La rivoluzione dell’intelligenza artificiale continua a ridefinire i confini del mercato globale, ma il 2026 potrebbe essere l’anno in cui la leadership azionaria si allargherà oltre il ristretto gruppo di giganti tecnologici. È la visione espressa da Josh Nelson, Head of Global Equity, e Dave Eiswert, portfolio manager di T. Rowe Price, secondo cui “il contesto dell’IA sta entrando in una fase di investimenti esistenziali”, mentre nuove aree geografiche e settori si preparano a guadagnare terreno.

Dalla corsa ai modelli all’era dell’IA fisica

Secondo Nelson ed Eiswert “le principali aziende tecnologiche devono investire massicciamente per preservare il proprio valore nel lungo termine”. La crescita esplosiva dell’IA generativa ha infatti trasformato vecchi monopolisti in concorrenti diretti, costringendo gli hyperscaler a potenziare la propria infrastruttura: data center, chip avanzati, sistemi di raffreddamento, reti energetiche.

La leadership, spiegano, “si sta spostando verso l’IA fisica”, la spina dorsale tecnologica che abiliterà la prossima ondata di applicazioni. In questo scenario, i fornitori di semiconduttori, le aziende energetiche e i gruppi legati all’automazione industriale potrebbero diventare protagonisti grazie a valutazioni ancora sottostimate e a cicli di prodotto sempre più divergenti.

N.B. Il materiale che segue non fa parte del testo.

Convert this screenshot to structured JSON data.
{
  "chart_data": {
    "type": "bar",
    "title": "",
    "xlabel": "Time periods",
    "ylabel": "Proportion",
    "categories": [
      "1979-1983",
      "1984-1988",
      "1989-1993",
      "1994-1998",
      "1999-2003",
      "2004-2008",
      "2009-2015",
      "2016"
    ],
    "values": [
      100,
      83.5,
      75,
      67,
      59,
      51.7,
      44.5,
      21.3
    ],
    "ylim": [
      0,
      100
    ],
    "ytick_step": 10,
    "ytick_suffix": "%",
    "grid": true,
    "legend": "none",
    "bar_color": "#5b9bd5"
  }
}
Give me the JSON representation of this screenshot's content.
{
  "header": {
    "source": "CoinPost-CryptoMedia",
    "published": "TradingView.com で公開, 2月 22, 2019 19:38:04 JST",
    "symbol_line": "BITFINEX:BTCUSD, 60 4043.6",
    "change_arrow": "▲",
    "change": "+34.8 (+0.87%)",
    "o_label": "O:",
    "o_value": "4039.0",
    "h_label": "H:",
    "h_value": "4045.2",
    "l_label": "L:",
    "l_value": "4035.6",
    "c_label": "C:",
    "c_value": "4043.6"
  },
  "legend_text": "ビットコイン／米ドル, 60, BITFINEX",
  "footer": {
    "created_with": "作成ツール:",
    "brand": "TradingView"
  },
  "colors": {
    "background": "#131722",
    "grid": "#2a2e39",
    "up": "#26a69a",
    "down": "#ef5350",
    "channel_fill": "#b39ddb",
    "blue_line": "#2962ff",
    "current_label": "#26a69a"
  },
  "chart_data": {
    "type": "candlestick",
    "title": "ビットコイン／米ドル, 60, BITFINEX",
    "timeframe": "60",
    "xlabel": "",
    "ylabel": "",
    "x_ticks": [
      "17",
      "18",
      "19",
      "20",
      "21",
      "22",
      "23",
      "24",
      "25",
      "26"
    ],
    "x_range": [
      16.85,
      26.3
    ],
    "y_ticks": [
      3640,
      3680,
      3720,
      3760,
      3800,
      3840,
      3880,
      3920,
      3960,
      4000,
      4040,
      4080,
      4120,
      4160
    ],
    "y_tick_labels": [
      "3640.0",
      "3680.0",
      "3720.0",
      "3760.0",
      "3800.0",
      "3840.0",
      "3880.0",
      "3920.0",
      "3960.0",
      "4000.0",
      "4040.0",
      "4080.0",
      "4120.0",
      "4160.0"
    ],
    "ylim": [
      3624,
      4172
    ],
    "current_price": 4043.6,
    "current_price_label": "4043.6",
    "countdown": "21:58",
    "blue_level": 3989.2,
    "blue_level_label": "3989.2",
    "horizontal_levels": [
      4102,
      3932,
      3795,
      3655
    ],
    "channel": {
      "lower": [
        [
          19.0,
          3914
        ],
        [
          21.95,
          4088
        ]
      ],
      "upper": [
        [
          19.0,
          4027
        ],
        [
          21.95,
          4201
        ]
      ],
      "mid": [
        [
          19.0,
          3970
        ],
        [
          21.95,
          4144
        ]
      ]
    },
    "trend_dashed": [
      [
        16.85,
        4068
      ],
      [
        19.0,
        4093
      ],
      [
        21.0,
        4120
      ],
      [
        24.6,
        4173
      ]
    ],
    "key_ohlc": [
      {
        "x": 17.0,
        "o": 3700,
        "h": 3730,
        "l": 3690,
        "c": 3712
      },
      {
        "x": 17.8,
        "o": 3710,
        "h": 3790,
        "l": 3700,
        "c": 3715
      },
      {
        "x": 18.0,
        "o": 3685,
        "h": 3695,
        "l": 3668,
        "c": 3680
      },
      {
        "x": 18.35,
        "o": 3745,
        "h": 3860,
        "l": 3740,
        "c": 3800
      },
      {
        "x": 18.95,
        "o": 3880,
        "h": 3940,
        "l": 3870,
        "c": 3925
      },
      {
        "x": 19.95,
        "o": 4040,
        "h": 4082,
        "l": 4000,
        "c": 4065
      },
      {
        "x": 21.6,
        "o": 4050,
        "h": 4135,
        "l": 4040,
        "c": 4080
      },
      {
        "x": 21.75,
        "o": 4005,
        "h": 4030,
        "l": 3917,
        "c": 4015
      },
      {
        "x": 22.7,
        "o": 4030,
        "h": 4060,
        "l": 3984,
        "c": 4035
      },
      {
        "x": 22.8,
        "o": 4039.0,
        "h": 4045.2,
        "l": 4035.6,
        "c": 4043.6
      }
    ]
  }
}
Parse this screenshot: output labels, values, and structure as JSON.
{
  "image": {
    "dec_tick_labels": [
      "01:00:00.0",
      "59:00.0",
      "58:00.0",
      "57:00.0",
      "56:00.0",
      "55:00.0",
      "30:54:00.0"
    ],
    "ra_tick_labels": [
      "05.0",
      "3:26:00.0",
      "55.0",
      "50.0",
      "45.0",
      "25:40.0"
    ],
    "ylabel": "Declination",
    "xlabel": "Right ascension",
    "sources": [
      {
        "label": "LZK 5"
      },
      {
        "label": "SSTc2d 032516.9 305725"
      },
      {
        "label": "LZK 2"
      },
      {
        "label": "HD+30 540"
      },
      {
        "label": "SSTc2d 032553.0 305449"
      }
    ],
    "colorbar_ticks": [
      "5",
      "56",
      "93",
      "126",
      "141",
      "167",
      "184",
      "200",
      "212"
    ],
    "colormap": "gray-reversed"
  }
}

Una partecipazione più ampia ai mercati

Gli Stati Uniti si preparano intanto all’impatto del One Big Beautiful Bill Act, che entrerà in vigore a luglio. La manovra fiscale potrebbe immettere nell’economia tra i 200 e i 300 miliardi di dollari nel solo 2026, rilanciando investimenti in infrastrutture fisiche, reti energetiche, ponti, strade e nuova capacità industriale. Un contesto che, secondo gli strategist di T. Rowe Price, dovrebbe rafforzare settori come industria, materiali ed energia.

L’amministrazione Trump, aggiungono, sta contribuendo alla deregolamentazione finanziaria, mentre sia in Europa che negli Stati Uniti le banche vedono rafforzarsi la redditività grazie ai tassi elevati e alla ripresa delle attività di M&A. Tutti elementi che potrebbero alimentare nuovi cicli di prestiti, trading e investimenti.

Difesa, aerospazio e tecnologia: settori resilienti

Il settore aerospaziale e della difesa rimane un pilastro della crescita globale. Il portafoglio ordini pluriennale, la ripresa dei viaggi e l’aumento delle spese militari sostengono una domanda robusta, mentre le innovazioni legate all’IA — dalla sorveglianza ai sistemi autonomi — stanno accelerando ulteriormente il ciclo industriale.

L’espansione dell’IA oltre gli Stati Uniti

Fuori dagli USA emergono nuove aree di forza:

  • Giappone: governance migliorata, valutazioni interessanti e posizionamento strategico nelle catene globali di robotica e semiconduttori.
  • Europa: con la sospensione del freno al debito in Germania e la spinta agli investimenti, gli industriali europei si preparano a un ruolo centrale nella costruzione dell’“IA fisica”.
  • Cina: un atteggiamento normativo più morbido e lo slancio di modelli linguistici domestici come DeepSeek aprono opportunità tattiche, anche se la crescita più lenta e la geopolitica impongono prudenza.
  • Mercati emergenti: demografia favorevole, riforme in India e Brasile, e diversificazione delle supply chain potrebbero attrarre nuovi capitali, soprattutto se il ciclo globale dovesse rafforzarsi.

Opportunità oltre la tecnologia

Per Nelson ed Eiswert “il prossimo anno dovrebbe portare una partecipazione più ampia”. L’IA resta un ciclo potente ma in evoluzione, mentre politiche fiscali espansive, reindustrializzazione e divari di valutazione offrono molteplici traiettorie di crescita.

Gli esperti sottolineano che “i buoni titoli non sono più limitati alla tecnologia statunitense”: oggi la qualità si trova in un ventaglio molto più ampio di settori e regioni, rispecchiando una trasformazione strutturale dei mercati globali.

In un mondo in cui l’IA continua a ridefinire il concetto stesso di leadership, il 2026 potrebbe segnare il ritorno di una crescita più equilibrata e geograficamente distribuita.